Within weeks of its passage, two dozen state lawmakers sued the state, declaring the new law unconstitutional.

Because South Dakota utilizes a part-time, citizen congress, many representatives hold outside jobs with companies that also employ lobbyists. Under the new law, the representatives argued that compensation for their employment could be interpreted as “gifts” from lobbyists or those who employ lobbyists.

In addition, they claimed the restrictions on lobbyist gifts and stringent reporting requirements chilled free speech and that the lack of sufficient funding for the “democracy credits” program rendered voters unequal, since only those who cashed in before the funds ran out would have access to them.

Even though a state judge put the brakes on implementation of the law in early December 2016, lawmakers declared a “state of emergency” shortly after their 2017 session opened in January to push the repeal through in an expedited fashion and to foreclose the possibility of returning the law to the ballot in the future.

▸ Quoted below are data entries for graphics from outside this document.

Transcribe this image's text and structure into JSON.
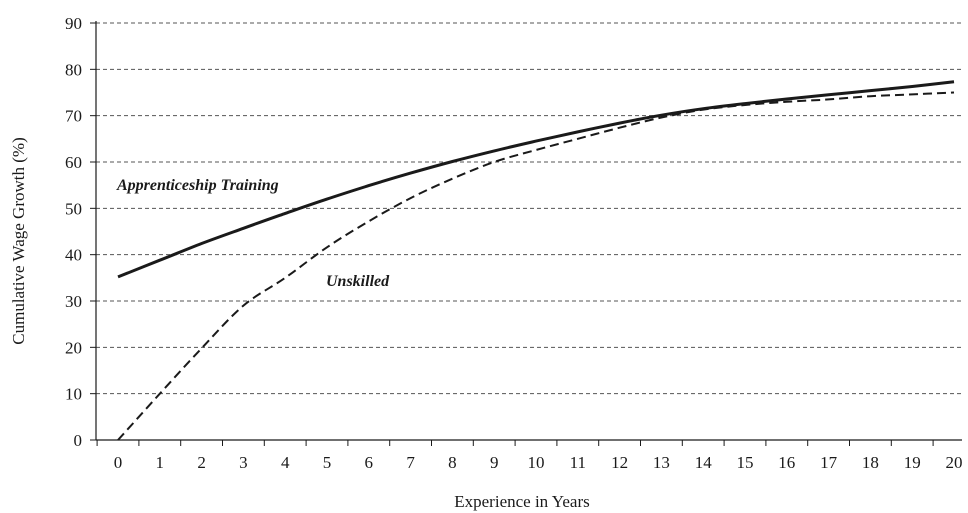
{
  "chart_data": {
    "type": "line",
    "xlabel": "Experience in Years",
    "ylabel": "Cumulative Wage Growth (%)",
    "xlim": [
      0,
      20
    ],
    "ylim": [
      0,
      90
    ],
    "grid": "horizontal dashed",
    "legend": "inline labels",
    "x_ticks": [
      "0",
      "1",
      "2",
      "3",
      "4",
      "5",
      "6",
      "7",
      "8",
      "9",
      "10",
      "11",
      "12",
      "13",
      "14",
      "15",
      "16",
      "17",
      "18",
      "19",
      "20"
    ],
    "y_ticks": [
      "0",
      "10",
      "20",
      "30",
      "40",
      "50",
      "60",
      "70",
      "80",
      "90"
    ],
    "x": [
      0,
      1,
      2,
      3,
      4,
      5,
      6,
      7,
      8,
      9,
      10,
      11,
      12,
      13,
      14,
      15,
      16,
      17,
      18,
      19,
      20
    ],
    "series": [
      {
        "name": "Apprenticeship Training",
        "style": "solid",
        "values": [
          35.2,
          38.8,
          42.4,
          45.7,
          48.9,
          52.0,
          54.9,
          57.6,
          60.1,
          62.4,
          64.5,
          66.5,
          68.4,
          70.1,
          71.5,
          72.6,
          73.6,
          74.5,
          75.4,
          76.3,
          77.3
        ]
      },
      {
        "name": "Unskilled",
        "style": "dashed",
        "values": [
          0.0,
          10.0,
          19.8,
          29.0,
          35.0,
          41.6,
          47.2,
          52.2,
          56.4,
          60.0,
          62.6,
          65.0,
          67.4,
          69.6,
          71.3,
          72.3,
          73.0,
          73.5,
          74.2,
          74.6,
          75.0
        ]
      }
    ],
    "annotations": [
      {
        "text": "Apprenticeship Training",
        "series": 0
      },
      {
        "text": "Unskilled",
        "series": 1
      }
    ]
  },
  "colors": {
    "line": "#1a1a1a",
    "grid": "#555555",
    "axis": "#1a1a1a"
  }
}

“It’s a slap in the face to the voters of South Dakota to say not only do we think you don’t know what you’re talking about, but now we’re not going to give you an opportunity to vote again to tell us what you think,” Sutton said.

Lawmakers have vowed to introduce various bills to address voters’ concerns about ethics in government, but proponents of the original measure remain skeptical.

In a letter to Sioux Falls newspaper The Argus Leader, 23-year-old Doug Kronaizl asks, “Who do you trust to write ethics rules for our government — the politicians who have to follow them, or the people who want to hold politicians accountable?”

Sutton also fears the legislature’s backlash against the initiative underlies the corruption the Act was meant to address.

“What does constitute a conflict of interest?” he asked. “If you file a lawsuit as a plaintiff and then you vote to repeal the legislation that is in the court system, that actually saves you from having to spend money as the plaintiff, which is a conflict of interest. I’m not saying that [Republican legislators] are bad people, a lot are friends of mine, but they shouldn’t be voting on an issue that so directly impacts them.

“It’s a perfect example of why the people of South Dakota wanted this issue addressed with IM-22 – they want transparency and they want honesty in their government,” he added.

Opponents of the measure say it was pushed on South Dakotans by out-of-state interests whose main objective was to enact publicly funded elections, and that many who voted for it did not fully understand its implications.

However, out-of-state forces, including billionaire Charles Koch, also put considerable effort into blocking the measure.

The Republican governor’s swift stamp of approval on the bill comes as no real surprise, as Daugaard had already expressed support for the repeal, citing his unwillingness to allocate funds from an already-tight budget for the “democracy credit” program.

“With only $19.7 million in new revenue, this would cannibalize nearly 25 percent of it,” the governor said in his annual budget address.

He also backed his decision with the claim that the court had found the bill to be “unconstitutional.”

“The circuit court enjoined Initiated Measure 22, finding it unconstitutional ‘beyond a reasonable doubt.’ It has not been in effect, and it is extremely unlikely that it would ever come into effect,” Governor Daugaard said in a statement. “For that reason, it makes sense to repeal this unconstitutional measure. Over the next few weeks, I will work with legislators to honor the will of the voters – by passing bills to regulate gifts from lobbyists and to strengthen ethics and campaign finance laws.”

Senate president and bill sponsor Brock Greenfield (R-Clark) did not respond to an emailed request for comment Thursday.